Data loss prevention
Prevent data losses and breaches with enhanced security from Box
What is data loss prevention?
Data loss prevention is a strategy for avoiding the deletion, corruption, or exposure of confidential or proprietary data stored on company devices, networks, and servers. A data loss prevention platform uses tools like encryption, access permissions, and activity monitoring—among others—to significantly reduce data security risks associated with malicious activity, employee neglect, and content proliferation.
Restore data security and control
Mitigate security challenges. Protect confidential data with centralized security controls and detailed access reports without minimizing productivity and mobility.
Set granular permissions. Access permissions can be as simple or complex as needed, enabling productivity while preventing unwanted exposure.
Block untrusted devices and networks. Prevent unintentional data loss by blocking access to content and data from unsecure devices or untrusted networks.
Avoid common security vulnerabilities
Revoke access instantly. If an unsecure device is lost or stolen, security administrators can revoke access permissions immediately to minimize data exposure.
Abandon email attachments. Email creates data sprawl and increases opportunities for exposure and breach. Send files directly from Box, and abandon email attachments altogether.
Centralize content. All data and documents can be stored on a single, central platform, minimizing content proliferation.
Enjoy automated data security
Quarantine sensitive data. Enhanced data identification capabilities automatically detect and quarantine files containing sensitive data like social security numbers and credit card information.
Extend security policies. Enforce data compliance on files shared externally with mandated acceptance of terms, detailed audit trails, access revocation abilities, and password protection.
Identify insider threats. Establish automatic notifications for potentially malicious behavior like downloading suspicious files and applications or collaborating with a suspicious domain.
Avoid costly fines and reputation damage
Protect business revenue. Data breaches can cost companies millions of dollars. Data centralization in the cloud provides enhanced protection from the most common culprits for data loss.
Recover important files. Avoid critical data loss that results from ransomware attacks. Box creates a new file version with each save, allowing affected files to be deleted without original data corruption.
Prove compliance. Run detailed audit reports on file and data access, and produce requested documentation instantly with a centralized and searchable file repository.
Defend against unintentional exposure
Thwart phishing attempts. Reduce the success rate of phishing attempts and other Advanced Persistent Threat attacks with multiple layers of security, defense, and encryption.
Defend user credentials. Box offers native two-factor authentication capabilities and partners with major single sign-on providers to reduce the risk of loss from user credential exposure.
Encrypt sensitive data. Box supports 256bit AES at rest and SSL 3.0 and TLS 1.0-1.2 for the web application and API in transit. We use 2048-bit public keys in our certificates and only high-strength symmetric ciphers.
Data loss prevention for every industry
Protect PHI. Safely transfer medical records and DIACOM files between providers and insurance administrators.
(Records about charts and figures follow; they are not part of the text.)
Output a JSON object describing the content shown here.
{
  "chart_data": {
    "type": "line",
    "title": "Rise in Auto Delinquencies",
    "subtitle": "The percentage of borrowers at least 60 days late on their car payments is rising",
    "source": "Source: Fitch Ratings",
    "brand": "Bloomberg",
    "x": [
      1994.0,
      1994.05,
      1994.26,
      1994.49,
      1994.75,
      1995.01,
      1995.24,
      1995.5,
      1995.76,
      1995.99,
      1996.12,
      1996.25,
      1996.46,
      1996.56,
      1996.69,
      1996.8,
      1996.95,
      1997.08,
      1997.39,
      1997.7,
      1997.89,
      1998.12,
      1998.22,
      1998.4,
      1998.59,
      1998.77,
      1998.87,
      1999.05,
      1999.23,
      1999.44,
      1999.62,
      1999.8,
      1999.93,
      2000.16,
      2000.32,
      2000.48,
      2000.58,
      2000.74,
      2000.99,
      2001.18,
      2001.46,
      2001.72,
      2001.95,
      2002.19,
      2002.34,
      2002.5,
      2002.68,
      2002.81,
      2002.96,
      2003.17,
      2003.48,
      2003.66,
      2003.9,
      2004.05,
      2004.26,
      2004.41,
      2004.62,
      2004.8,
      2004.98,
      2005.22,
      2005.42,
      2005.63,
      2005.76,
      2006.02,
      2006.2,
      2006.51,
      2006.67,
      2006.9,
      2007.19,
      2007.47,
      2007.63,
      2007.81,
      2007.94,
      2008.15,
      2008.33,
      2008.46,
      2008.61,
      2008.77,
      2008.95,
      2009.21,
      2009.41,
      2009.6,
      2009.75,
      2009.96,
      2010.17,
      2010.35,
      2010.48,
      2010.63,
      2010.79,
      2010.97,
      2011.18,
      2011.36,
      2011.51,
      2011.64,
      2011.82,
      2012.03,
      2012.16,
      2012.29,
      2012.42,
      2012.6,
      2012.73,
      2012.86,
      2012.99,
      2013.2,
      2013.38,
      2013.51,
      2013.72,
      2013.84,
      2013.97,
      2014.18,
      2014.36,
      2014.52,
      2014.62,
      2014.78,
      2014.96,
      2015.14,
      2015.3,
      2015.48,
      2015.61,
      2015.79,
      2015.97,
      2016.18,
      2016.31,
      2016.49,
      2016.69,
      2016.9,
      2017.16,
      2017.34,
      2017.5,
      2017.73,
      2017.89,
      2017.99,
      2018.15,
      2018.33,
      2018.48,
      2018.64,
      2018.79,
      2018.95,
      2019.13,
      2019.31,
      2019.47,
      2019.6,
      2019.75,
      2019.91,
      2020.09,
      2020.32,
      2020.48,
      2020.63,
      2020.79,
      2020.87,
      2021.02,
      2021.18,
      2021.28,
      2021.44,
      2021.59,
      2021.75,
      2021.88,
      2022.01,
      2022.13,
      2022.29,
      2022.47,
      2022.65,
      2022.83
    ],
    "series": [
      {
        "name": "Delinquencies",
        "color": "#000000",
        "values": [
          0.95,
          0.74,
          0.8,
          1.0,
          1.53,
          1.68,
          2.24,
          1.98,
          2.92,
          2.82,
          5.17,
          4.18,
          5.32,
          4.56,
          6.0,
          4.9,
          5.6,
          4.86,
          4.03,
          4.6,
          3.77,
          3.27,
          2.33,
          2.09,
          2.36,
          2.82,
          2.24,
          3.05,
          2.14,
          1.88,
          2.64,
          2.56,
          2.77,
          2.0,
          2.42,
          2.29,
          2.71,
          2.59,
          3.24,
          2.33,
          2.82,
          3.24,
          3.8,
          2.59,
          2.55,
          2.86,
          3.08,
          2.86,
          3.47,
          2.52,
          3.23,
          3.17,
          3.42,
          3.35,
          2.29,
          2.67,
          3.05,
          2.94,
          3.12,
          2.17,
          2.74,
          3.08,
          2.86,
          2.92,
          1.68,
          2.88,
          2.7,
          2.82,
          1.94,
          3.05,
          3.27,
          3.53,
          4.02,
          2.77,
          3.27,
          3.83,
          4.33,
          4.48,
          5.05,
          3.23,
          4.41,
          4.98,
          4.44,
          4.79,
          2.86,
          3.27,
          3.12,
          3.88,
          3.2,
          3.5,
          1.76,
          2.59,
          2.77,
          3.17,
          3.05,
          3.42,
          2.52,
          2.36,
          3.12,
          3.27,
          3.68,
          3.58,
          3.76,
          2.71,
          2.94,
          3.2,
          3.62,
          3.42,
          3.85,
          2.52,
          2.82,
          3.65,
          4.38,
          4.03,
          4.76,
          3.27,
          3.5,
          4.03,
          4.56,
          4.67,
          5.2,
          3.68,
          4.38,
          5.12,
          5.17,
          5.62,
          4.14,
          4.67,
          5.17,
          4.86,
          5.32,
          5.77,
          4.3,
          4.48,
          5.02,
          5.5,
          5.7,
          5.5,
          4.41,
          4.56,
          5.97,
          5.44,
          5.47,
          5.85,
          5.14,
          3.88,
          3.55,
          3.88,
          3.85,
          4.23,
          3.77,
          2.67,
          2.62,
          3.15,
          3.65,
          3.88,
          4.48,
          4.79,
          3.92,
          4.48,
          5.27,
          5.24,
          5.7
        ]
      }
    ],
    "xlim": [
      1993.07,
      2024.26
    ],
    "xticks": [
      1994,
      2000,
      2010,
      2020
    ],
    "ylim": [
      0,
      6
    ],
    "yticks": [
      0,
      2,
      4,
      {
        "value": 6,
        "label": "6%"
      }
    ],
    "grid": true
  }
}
Box is a trusted platform for PHI, PHRs, and medical research.
Guarantee FINRA compliance. Box enables full compliance with SEC 17a-3 and 17a-4, keeping customer financial information secure on our fully FINRA-compliant platform.
Adhere to global security standards. Box adheres to strict and varied data governance regulations internationally, meeting regulations in the US, EU, Asia, Australia, and Canada.
Centralize content for enhanced data loss prevention
Data security and workplace productivity shouldn’t be exclusive concepts. With Box, they don’t have to be. Secure confidential, protected, and proprietary data with enhanced access controls, audit logs, and risk notifications.